Tanpa setahu teman-teman, aku selalu mengawasi rumahnya. Tapi rumah itu kosong. Perkampungan kecil itu kosong. Ke mana kau pergi, kekasih? Kenapa kau buru-buru pergi? Kenapa kau tak menunggu aku datang menjemputmu? Akan kubawa kau pergi dari negeri biadab ini. Kita berdua akan meninggalkan perang terkutuk ini.
Kita akan mati dan hidup lagi bukan sebagai musuh.
Ah, kenapa kau mesti terlahir dari bangsa mereka? Lima tahun lalu itu tak ada artinya. Kita masih bisa bercanda di halaman kampusmu. Kau masih ingat teman-teman kita yang suka berpuisi panjang-panjang itu? Kita tetap saling memuji meskipun satu-dua dari kita makan rumput. Kita saling ledek meskipun tahu satu-dua dari kita berdarah biru. Kita bicara dengan dua bahasa. Kita lupa kalau kita berbeda bangsa dan agama.

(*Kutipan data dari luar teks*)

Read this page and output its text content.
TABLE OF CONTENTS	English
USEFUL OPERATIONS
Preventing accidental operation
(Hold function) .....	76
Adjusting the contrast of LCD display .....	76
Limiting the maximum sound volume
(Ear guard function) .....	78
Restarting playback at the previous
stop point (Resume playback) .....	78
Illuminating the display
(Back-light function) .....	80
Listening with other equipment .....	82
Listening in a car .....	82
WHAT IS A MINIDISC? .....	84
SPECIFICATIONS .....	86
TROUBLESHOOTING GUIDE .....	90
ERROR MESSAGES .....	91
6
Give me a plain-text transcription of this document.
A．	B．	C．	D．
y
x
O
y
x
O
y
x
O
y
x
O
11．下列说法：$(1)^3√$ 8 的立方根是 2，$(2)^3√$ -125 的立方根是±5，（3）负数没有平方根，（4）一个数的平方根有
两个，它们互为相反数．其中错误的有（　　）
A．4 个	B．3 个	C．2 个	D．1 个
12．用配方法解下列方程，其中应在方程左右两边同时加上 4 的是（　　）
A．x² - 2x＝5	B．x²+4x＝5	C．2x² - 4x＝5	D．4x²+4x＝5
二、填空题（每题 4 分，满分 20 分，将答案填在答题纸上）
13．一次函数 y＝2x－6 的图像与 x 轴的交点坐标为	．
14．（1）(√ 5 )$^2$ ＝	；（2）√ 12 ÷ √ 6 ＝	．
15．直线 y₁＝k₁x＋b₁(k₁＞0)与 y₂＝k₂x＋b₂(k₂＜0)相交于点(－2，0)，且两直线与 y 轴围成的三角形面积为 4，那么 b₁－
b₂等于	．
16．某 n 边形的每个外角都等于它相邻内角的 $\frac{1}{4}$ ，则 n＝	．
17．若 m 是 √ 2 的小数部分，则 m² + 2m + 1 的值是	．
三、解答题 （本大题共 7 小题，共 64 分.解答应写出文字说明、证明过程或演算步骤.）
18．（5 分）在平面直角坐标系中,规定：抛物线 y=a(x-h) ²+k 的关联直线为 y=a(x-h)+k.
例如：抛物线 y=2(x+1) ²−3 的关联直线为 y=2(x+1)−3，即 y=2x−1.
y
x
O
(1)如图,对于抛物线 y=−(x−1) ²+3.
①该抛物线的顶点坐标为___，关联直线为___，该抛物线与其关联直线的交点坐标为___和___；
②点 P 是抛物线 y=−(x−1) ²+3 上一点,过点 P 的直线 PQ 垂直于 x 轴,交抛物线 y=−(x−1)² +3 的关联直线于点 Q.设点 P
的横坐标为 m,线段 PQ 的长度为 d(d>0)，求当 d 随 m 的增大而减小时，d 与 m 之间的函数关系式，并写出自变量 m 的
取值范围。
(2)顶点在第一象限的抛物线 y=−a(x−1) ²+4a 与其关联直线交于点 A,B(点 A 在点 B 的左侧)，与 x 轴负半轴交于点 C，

Dan bagian hidup kita yang itu bukan mimpi. Sulit dipercaya memang. Perang ini juga bukan mimpi. Perang ini sangat nyata.
Ia menjadi semakin nyata saat kumasuki rumahmu yang kini dihuni laba-laba. Ke mana kau pergi? Apakah pemerintahmu membunuhi orang-orang sepertimu? Orang-orang yang pernah berjabat mesra dengan bangsaku? Semoga kau terlahir kembali bukan sebagai bayi mereka. Aku telanjur membenci bangsa itu dengan seluruh nafasku. Jangan mati selagi kau masih bayi. Tunggu aku. Aku akan menemukanmu, sayang.
**
Bau anyir dan obat. Anyir darah bisa ada di jalan atau di pematang sawah. Tapi bau obat hanya ada di rumah sakit. Ngapain aku di rumah sakit?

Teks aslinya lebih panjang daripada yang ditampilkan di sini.